Gravlee describes his approach as “community-based participatory research.” The project is guided by a steering committee composed of people interested in health equity, the contemporary crux of Tallahassee’s long-running civil rights movement. This situation called for rewriting the Institutional Review Board protocols, which typically require a pre-approved set of questions written by the researcher. However, with their approach, “we were liaisons between community members and the research institution,” says Gravlee. “They are partners, not just participants.” The 100-question survey emerged from conversations with these partners, who guided the researchers in what to ask. This unusual arrangement threw the IRB for a temporary loop, but certainly supports the decolonization of anthropology and demonstrates the potential of oral history and participant-generated research questions to alleviate social inequity.

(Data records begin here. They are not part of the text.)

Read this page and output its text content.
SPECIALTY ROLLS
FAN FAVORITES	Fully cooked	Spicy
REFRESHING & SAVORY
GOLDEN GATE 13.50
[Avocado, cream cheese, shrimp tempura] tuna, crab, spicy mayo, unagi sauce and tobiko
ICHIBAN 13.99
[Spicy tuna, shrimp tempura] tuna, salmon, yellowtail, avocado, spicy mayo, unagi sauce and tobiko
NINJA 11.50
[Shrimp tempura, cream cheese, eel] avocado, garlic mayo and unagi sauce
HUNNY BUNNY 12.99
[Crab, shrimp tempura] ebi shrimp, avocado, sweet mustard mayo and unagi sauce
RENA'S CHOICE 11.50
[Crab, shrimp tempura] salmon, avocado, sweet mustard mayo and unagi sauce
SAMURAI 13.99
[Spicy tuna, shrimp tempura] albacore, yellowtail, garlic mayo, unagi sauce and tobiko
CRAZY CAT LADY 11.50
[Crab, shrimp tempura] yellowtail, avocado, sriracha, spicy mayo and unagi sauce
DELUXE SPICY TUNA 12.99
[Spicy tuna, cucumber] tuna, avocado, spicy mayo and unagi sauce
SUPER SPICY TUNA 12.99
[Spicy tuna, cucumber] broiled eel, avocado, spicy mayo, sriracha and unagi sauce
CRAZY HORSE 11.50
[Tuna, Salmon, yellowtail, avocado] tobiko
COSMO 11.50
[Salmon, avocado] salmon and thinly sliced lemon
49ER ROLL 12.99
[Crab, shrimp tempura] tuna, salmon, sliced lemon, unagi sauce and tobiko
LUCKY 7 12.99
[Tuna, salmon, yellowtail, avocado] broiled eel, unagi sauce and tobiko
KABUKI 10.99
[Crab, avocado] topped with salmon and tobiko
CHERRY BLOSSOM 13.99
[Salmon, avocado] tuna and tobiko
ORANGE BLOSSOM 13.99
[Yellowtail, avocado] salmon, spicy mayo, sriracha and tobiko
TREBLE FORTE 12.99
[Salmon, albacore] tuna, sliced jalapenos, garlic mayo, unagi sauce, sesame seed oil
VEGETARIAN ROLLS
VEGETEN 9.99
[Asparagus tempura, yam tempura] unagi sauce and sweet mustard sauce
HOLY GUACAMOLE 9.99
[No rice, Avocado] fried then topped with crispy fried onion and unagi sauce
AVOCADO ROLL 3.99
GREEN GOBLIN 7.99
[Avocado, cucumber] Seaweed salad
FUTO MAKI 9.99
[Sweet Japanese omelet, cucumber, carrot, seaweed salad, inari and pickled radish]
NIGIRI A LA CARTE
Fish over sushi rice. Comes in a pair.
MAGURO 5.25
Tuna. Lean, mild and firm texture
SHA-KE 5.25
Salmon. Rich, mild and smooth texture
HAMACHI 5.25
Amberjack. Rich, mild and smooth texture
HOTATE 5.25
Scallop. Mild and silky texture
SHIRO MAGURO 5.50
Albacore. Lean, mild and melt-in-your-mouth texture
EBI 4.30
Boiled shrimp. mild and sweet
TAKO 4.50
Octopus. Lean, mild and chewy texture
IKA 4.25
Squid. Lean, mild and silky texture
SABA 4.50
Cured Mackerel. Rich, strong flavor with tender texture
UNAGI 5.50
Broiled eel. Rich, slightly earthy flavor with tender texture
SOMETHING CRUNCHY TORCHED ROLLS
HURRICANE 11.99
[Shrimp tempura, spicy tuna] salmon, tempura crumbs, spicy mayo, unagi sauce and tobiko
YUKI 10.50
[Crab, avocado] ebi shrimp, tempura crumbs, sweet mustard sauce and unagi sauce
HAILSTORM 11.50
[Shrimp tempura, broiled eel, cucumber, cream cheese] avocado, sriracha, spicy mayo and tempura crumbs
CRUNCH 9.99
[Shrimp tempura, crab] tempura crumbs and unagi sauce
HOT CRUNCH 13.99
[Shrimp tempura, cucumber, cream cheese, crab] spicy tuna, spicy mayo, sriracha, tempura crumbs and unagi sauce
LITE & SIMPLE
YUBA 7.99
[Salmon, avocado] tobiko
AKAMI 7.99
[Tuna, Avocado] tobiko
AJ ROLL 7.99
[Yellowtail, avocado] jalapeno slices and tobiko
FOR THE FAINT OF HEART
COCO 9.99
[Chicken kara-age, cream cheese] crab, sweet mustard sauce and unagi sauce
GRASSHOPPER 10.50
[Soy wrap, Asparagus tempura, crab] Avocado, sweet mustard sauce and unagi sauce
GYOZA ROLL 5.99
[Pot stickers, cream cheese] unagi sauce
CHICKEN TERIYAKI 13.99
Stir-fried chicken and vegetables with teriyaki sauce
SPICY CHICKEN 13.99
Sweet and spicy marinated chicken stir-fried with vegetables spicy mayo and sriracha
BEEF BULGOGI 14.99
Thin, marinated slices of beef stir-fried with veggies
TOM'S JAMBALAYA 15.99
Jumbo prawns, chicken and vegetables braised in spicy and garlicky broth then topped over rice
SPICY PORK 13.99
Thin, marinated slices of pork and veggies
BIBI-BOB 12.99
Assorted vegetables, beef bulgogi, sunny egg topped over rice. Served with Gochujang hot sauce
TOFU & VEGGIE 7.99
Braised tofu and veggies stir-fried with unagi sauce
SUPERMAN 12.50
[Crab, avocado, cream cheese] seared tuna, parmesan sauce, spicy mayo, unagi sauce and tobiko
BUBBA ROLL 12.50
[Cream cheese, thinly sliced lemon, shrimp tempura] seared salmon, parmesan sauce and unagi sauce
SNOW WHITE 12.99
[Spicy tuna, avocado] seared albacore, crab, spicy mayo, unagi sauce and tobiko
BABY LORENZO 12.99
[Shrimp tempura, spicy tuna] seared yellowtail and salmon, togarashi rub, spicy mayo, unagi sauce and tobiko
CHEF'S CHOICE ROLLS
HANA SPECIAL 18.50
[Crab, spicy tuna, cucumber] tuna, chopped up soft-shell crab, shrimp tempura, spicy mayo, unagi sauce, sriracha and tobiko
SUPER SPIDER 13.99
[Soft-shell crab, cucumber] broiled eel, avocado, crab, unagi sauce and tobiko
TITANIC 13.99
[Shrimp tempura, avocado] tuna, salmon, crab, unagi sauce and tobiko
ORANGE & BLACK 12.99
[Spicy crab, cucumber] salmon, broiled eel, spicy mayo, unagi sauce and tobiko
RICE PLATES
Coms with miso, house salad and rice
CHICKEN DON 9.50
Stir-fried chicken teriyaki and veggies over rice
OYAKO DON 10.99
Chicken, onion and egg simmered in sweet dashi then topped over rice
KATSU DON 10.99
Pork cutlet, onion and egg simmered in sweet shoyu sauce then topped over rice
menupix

“Including sociocultural variables opened a new window in biology that we couldn’t see until we took seriously the relevance of those variables.”
Their findings don’t leave much opportunity for researchers in any discipline to hide behind genetic determinism or enforce the divide between biology and culture. “We often equate biology and genes and then regard the environment as something else, something extraneous. People want it to be nature versus nurture,” remarks Gravlee. “Our results suggest that we need a little more nuance.”